休憩中、スマホアプリを起動して、デイリークエストに勤む私。隣には、同じくゲーム中の先輩。
「何やってんの?」
「世界の包丁擬人化ゲームのアプリ版です」
「あーあれね。私アレ、野菜包丁作って放置プレイしたままだったわ。今、どこまで行ってんの?」
「初期じゃないっすか。今はサーモン切る包丁が新作で、きましたね。熟練度がヤバいです。だから完成したと思ったらパン切り包丁だったり」
「パン切り包丁見たい」
「ハイ。コレです」
「おーカッコいい。……所持数三桁かよ」
「願掛けで、今日の朝ごはんは、しゃけフレーク、しゃけの切り身」
「しゃけとサーモン違うらしいって知ってた?」
「まじですか。しょっぱいハズだ」
「今日の帰り、回転寿司寄ろうか」
「先輩……。今やってるので、何か手伝うクエストありますか」
「今日のクエは終わらして来たわ。今やってんのブロック崩しだからクエないし。あ、これヤってみる?」
「その言い回し,絶対BLでしょ。絶対やりませんからね」
「バレたか。」
「バレバレです」
「まぁ、興味湧いたら、いつでも待ってるから。軽めでR指定なしから布教してくから安心して沼って」
「安心とは。そもそも乙女ゲーの沼が底なしなんで出れないです」
「二者共存も出来るから。だって同じ女性向け」
「今日はやけに推してきますね」
「だってラストJKにとって最後の夏。後輩と語り合いたいじゃん」
「先輩」
ここまで、ずっと見ていたゲーム画面から目を離し、ゲームの手を止めない先輩を見る。
「って、言えば***は、始めそうじゃん」
「先輩」
「よし、ぱんチラゲット〜。じゃあさ、おすすめの乙女ゲームある? 最近、全然出来てなくて。気分転換に良いやつ」
「変わり種としては、この間クリアしたゲームがBLぽいのがいて、でもあのゲーム元カノと修羅場ったり、女関係ドロドロで……大変に個性的で刺激的。でも凄く面白かったです」
「ヤバっ。後でタイトル送って」
「りょ」
キャアキャアと、わずかに廊下から聞こえてくる。
「ここにも、女関係でヤバい奴いたな」
先輩も気がついたらしいが、ゲームの手は止まらない。
何時もの事なので、気にしたら負けだ。
「あのさ、***って、霧谷のこと好きでしょ? 告白しないの? この間もゲーム渡されてたじゃん。

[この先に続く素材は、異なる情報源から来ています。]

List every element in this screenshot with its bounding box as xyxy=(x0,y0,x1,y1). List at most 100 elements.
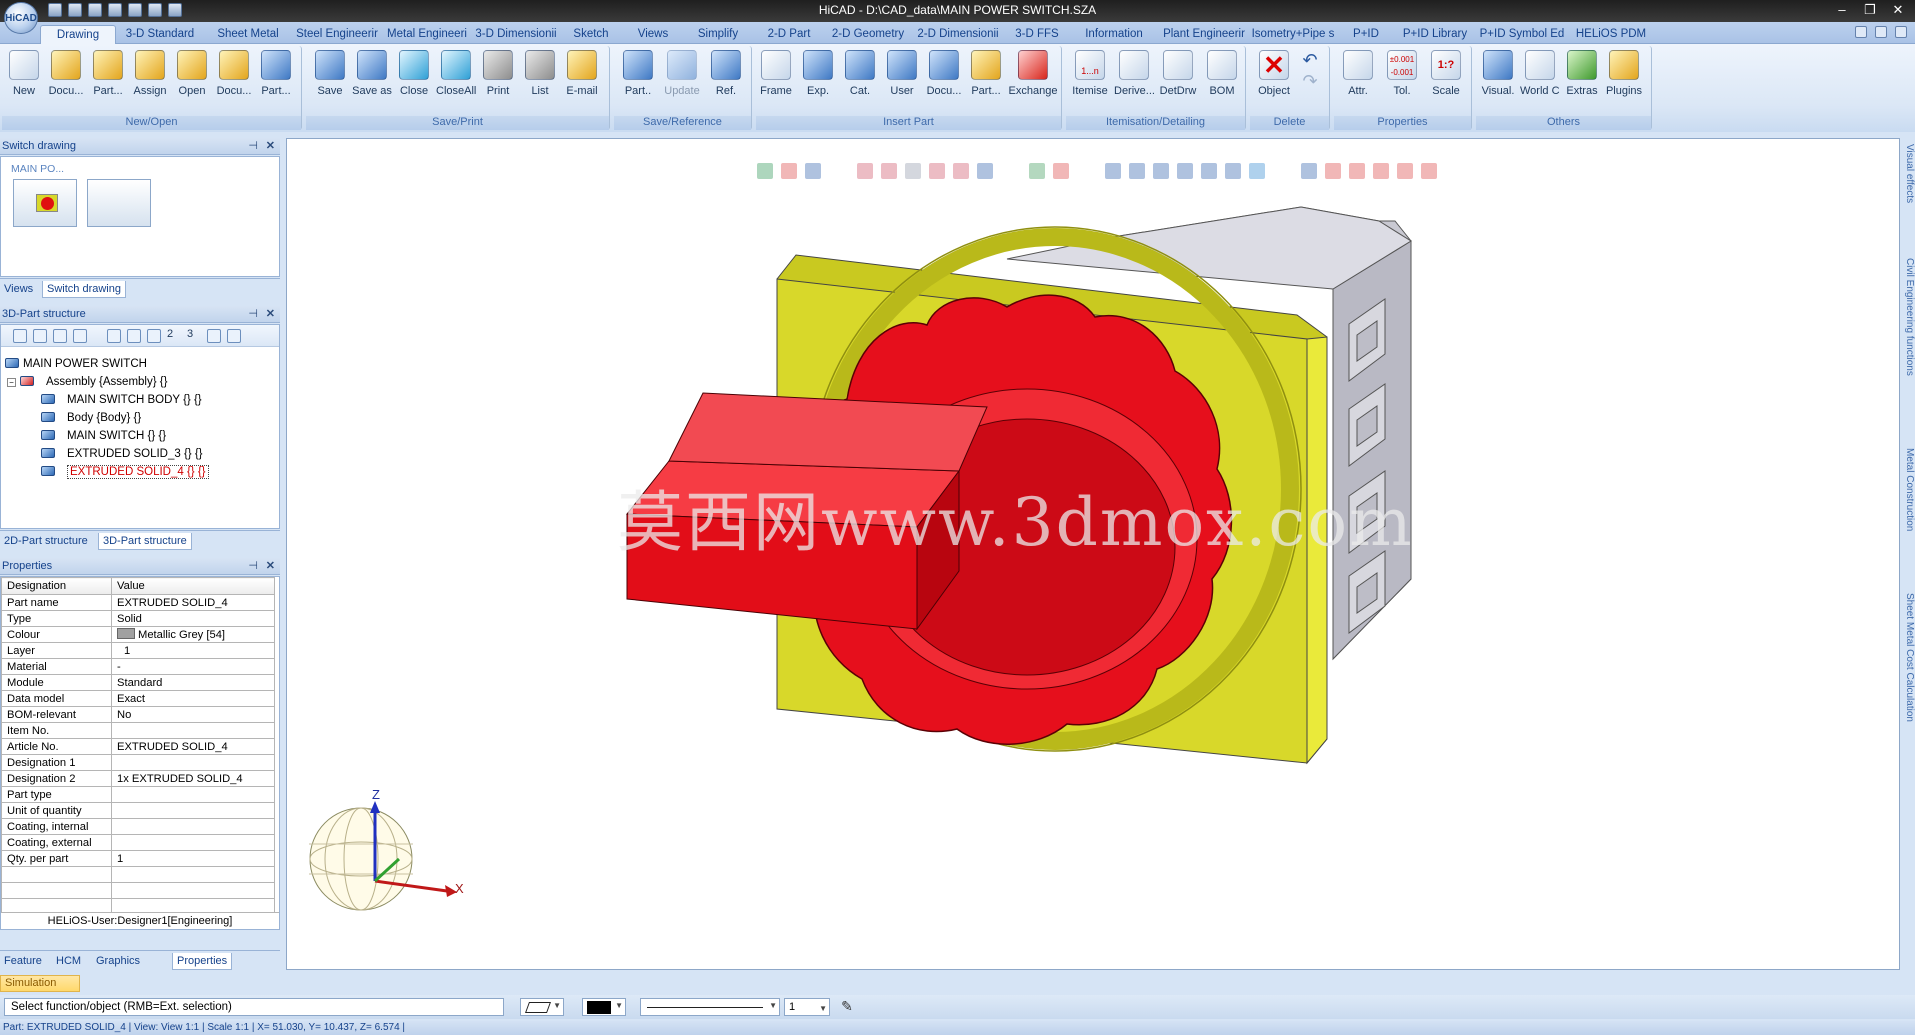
tab-steel-engineering[interactable]: Steel Engineerir xyxy=(294,25,380,44)
tab-information[interactable]: Information xyxy=(1078,25,1150,44)
drawing-thumbnail-empty[interactable] xyxy=(87,179,151,227)
line-style-dropdown[interactable]: ▼ xyxy=(520,998,564,1016)
world-cs-button[interactable]: World CS xyxy=(1520,50,1560,112)
close-all-button[interactable]: CloseAll xyxy=(436,50,476,112)
pin-icon[interactable]: ⊣ xyxy=(248,306,258,322)
save-as-button[interactable]: Save as xyxy=(352,50,392,112)
tab-2d-dimensioning[interactable]: 2-D Dimensionii xyxy=(914,25,1002,44)
assign-button[interactable]: Assign xyxy=(130,50,170,112)
tab-views[interactable]: Views xyxy=(630,25,676,44)
bom-button[interactable]: BOM xyxy=(1202,50,1242,112)
table-row[interactable]: Part type xyxy=(1,786,275,803)
drawing-thumbnail-main[interactable] xyxy=(13,179,77,227)
table-row[interactable]: Designation 2 1x EXTRUDED SOLID_4 xyxy=(1,770,275,787)
frame-button[interactable]: Frame xyxy=(756,50,796,112)
cut-icon[interactable] xyxy=(33,329,47,343)
scale-button[interactable]: 1:? Scale xyxy=(1426,50,1466,112)
table-row[interactable]: Unit of quantity xyxy=(1,802,275,819)
list-button[interactable]: List xyxy=(520,50,560,112)
sort-icon[interactable] xyxy=(207,329,221,343)
visualisation-button[interactable]: Visual. xyxy=(1478,50,1518,112)
tab-views-panel[interactable]: Views xyxy=(0,281,37,298)
collapse-icon[interactable] xyxy=(107,329,121,343)
delete-object-button[interactable]: ✕ Object xyxy=(1254,50,1294,112)
help-icon[interactable] xyxy=(1895,26,1907,38)
tab-isometry-pipe[interactable]: Isometry+Pipe s xyxy=(1250,25,1336,44)
panel-close-icon[interactable]: ✕ xyxy=(266,306,275,322)
new-document-button[interactable]: Docu... xyxy=(46,50,86,112)
line-type-dropdown[interactable]: ▼ xyxy=(640,998,780,1016)
table-row[interactable]: Material - xyxy=(1,658,275,675)
tab-pid-library[interactable]: P+ID Library xyxy=(1396,25,1474,44)
pin-icon[interactable]: ⊣ xyxy=(248,558,258,574)
tab-metal-engineering[interactable]: Metal Engineeri xyxy=(384,25,470,44)
expand-icon[interactable] xyxy=(127,329,141,343)
collapse-toggle-icon[interactable]: − xyxy=(7,378,16,387)
tab-sheet-metal-cost[interactable]: Sheet Metal Cost Calculation xyxy=(1901,593,1915,763)
tab-visual-effects[interactable]: Visual effects xyxy=(1901,144,1915,224)
email-button[interactable]: E-mail xyxy=(562,50,602,112)
simulation-tab[interactable]: Simulation xyxy=(0,975,80,992)
tree-item-root[interactable]: MAIN POWER SWITCH xyxy=(5,356,147,373)
colour-dropdown[interactable]: ▼ xyxy=(582,998,626,1016)
level-2-icon[interactable]: 2 xyxy=(167,328,173,342)
tab-sketch[interactable]: Sketch xyxy=(566,25,616,44)
user-button[interactable]: User xyxy=(882,50,922,112)
panel-close-icon[interactable]: ✕ xyxy=(266,558,275,574)
panel-close-icon[interactable]: ✕ xyxy=(266,138,275,154)
export-button[interactable]: Exp. xyxy=(798,50,838,112)
tab-3d-part-structure[interactable]: 3D-Part structure xyxy=(98,533,192,550)
open-document-button[interactable]: Docu... xyxy=(214,50,254,112)
table-row[interactable]: Coating, internal xyxy=(1,818,275,835)
catalogue-button[interactable]: Cat. xyxy=(840,50,880,112)
insert-document-button[interactable]: Docu... xyxy=(924,50,964,112)
tab-plant-engineering[interactable]: Plant Engineerir xyxy=(1160,25,1248,44)
copy-icon[interactable] xyxy=(53,329,67,343)
table-row[interactable]: Designation 1 xyxy=(1,754,275,771)
restore-icon[interactable]: ❐ xyxy=(1857,1,1883,19)
derive-button[interactable]: Derive... xyxy=(1114,50,1154,112)
attributes-button[interactable]: Attr. xyxy=(1338,50,1378,112)
tree-item-body[interactable]: Body {Body} {} xyxy=(41,410,141,427)
new-part-button[interactable]: Part... xyxy=(88,50,128,112)
axis-triad[interactable]: Z X xyxy=(309,787,464,911)
open-part-button[interactable]: Part... xyxy=(256,50,296,112)
close-button[interactable]: Close xyxy=(394,50,434,112)
open-button[interactable]: Open xyxy=(172,50,212,112)
exchange-button[interactable]: Exchange xyxy=(1008,50,1058,112)
customize-icon[interactable] xyxy=(1875,26,1887,38)
itemise-button[interactable]: 1...n Itemise xyxy=(1070,50,1110,112)
extras-button[interactable]: Extras xyxy=(1562,50,1602,112)
tree-item-main-switch-body[interactable]: MAIN SWITCH BODY {} {} xyxy=(41,392,202,409)
command-prompt-field[interactable]: Select function/object (RMB=Ext. selecti… xyxy=(4,998,504,1016)
table-row[interactable]: Part name EXTRUDED SOLID_4 xyxy=(1,594,275,611)
detail-drawing-button[interactable]: DetDrw xyxy=(1158,50,1198,112)
update-button[interactable]: Update xyxy=(662,50,702,112)
save-part-button[interactable]: Part.. xyxy=(618,50,658,112)
paste-icon[interactable] xyxy=(73,329,87,343)
application-menu-button[interactable]: HiCAD xyxy=(4,2,38,34)
table-row[interactable]: Layer 1 xyxy=(1,642,275,659)
tab-sheet-metal[interactable]: Sheet Metal xyxy=(208,25,288,44)
new-button[interactable]: New xyxy=(4,50,44,112)
structure-tool-icon[interactable] xyxy=(13,329,27,343)
tab-drawing[interactable]: Drawing xyxy=(40,25,116,44)
table-row[interactable]: Module Standard xyxy=(1,674,275,691)
minimize-icon[interactable]: – xyxy=(1829,1,1855,19)
tab-simplify[interactable]: Simplify xyxy=(690,25,746,44)
reference-button[interactable]: Ref. xyxy=(706,50,746,112)
table-row[interactable]: BOM-relevant No xyxy=(1,706,275,723)
tab-graphics[interactable]: Graphics xyxy=(92,953,144,970)
tab-2d-part-structure[interactable]: 2D-Part structure xyxy=(0,533,92,550)
close-icon[interactable]: ✕ xyxy=(1885,1,1911,19)
pen-settings-icon[interactable]: ✎ xyxy=(838,998,856,1016)
table-row[interactable]: Data model Exact xyxy=(1,690,275,707)
plugins-button[interactable]: Plugins xyxy=(1604,50,1644,112)
3d-viewport[interactable]: Z X 莫西网www.3dmox.com xyxy=(286,138,1900,970)
undo-icon[interactable]: ↶ xyxy=(1298,50,1322,71)
sort-az-icon[interactable] xyxy=(227,329,241,343)
tab-helios-pdm[interactable]: HELiOS PDM xyxy=(1574,25,1648,44)
tab-pid-symbol-editor[interactable]: P+ID Symbol Ed xyxy=(1478,25,1566,44)
table-row[interactable]: Qty. per part 1 xyxy=(1,850,275,867)
line-width-dropdown[interactable]: 1 ▼ xyxy=(784,998,830,1016)
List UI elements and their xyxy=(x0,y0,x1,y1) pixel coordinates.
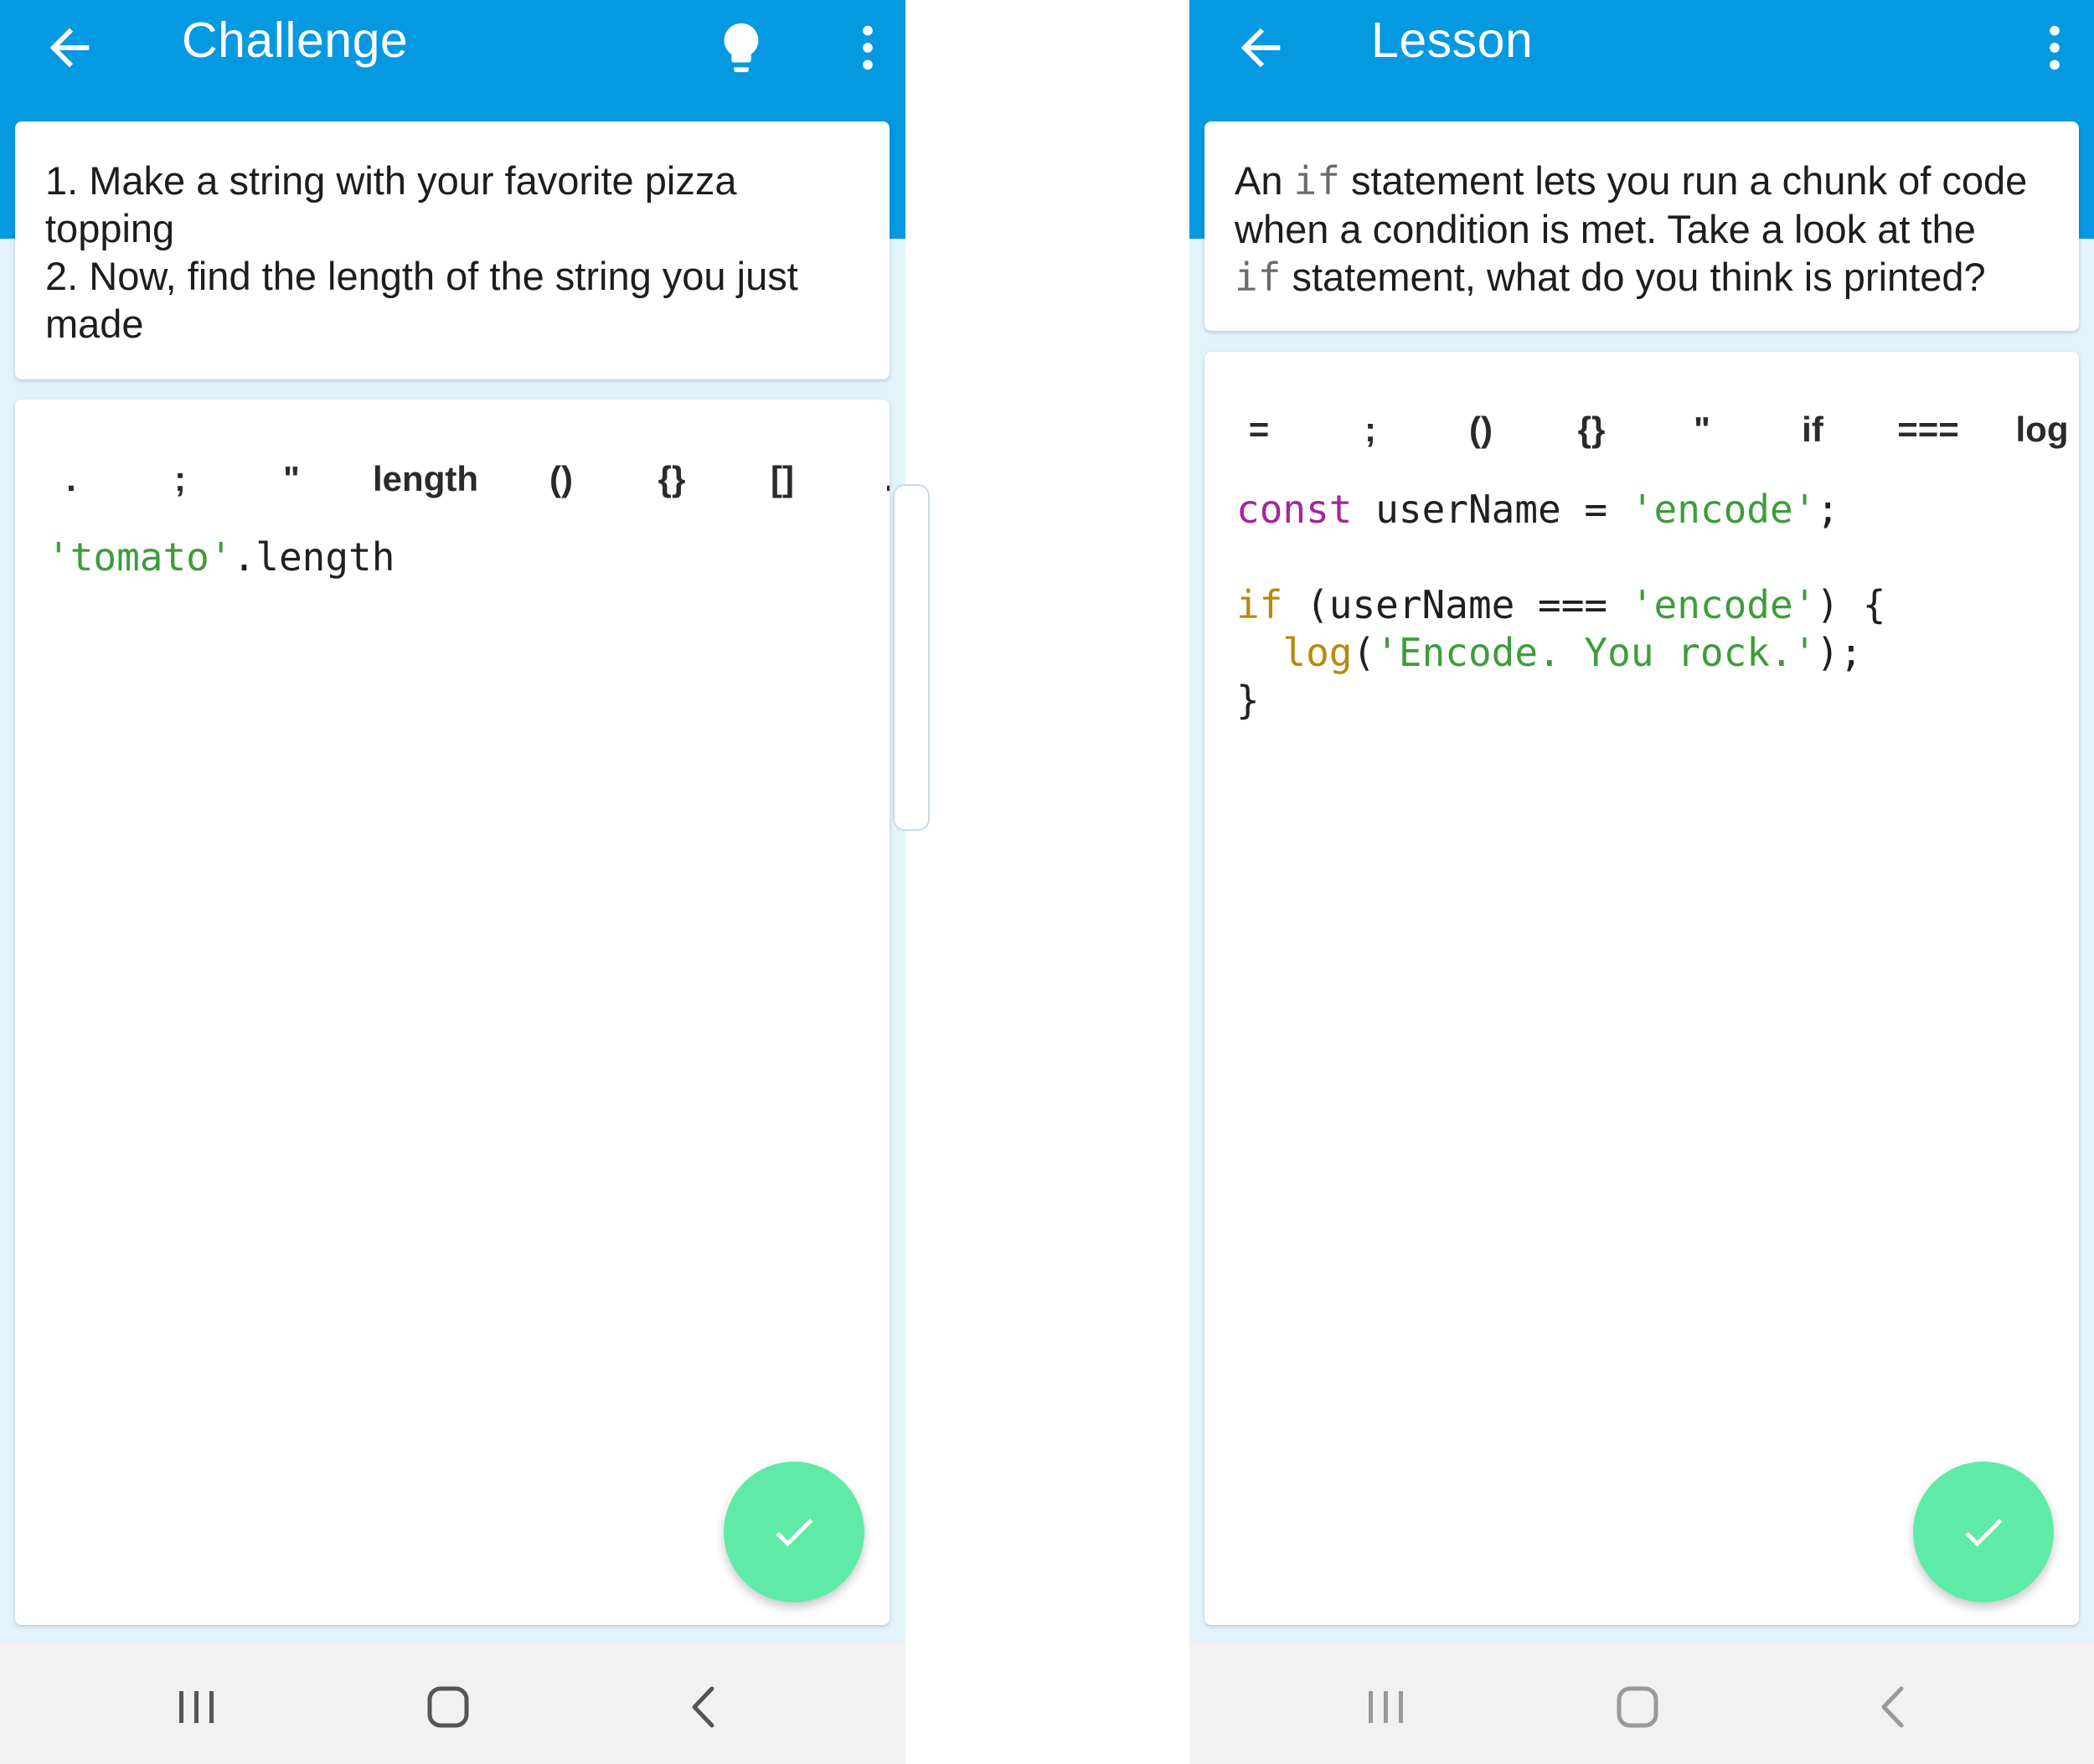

脈ありよりのありじゃない?」
私は、手にしていたスマホをつるっと落としてしまい、派手な音が響いた。
「な、ななな何言ってんですか! わわ私、そんなんじゃないんですから!!」
「動揺が凄いな」
「どどど童謡なんてしてませんから! そもそも霧谷先輩のことなんて」
「え、俺のこと?」
この場にありえない程、少し低めで爽やかな美声が横から聞こえた。冷や汗ダラダラで横を向ければ話題の人が立っていた。
「ひぃ! ななななな」
「あはは、***は相変わらず面白いな」
穴があったら入りたい。私は恥ずかしさと、大変な動悸に襲われたが、霧谷先輩が楽しそうな笑みが眩しすぎて、霧谷先輩を直視出来ないでいた。
「あ、そうそう***、コレあげる」
差し出された袋の中には、カラフルな飴が入っていた。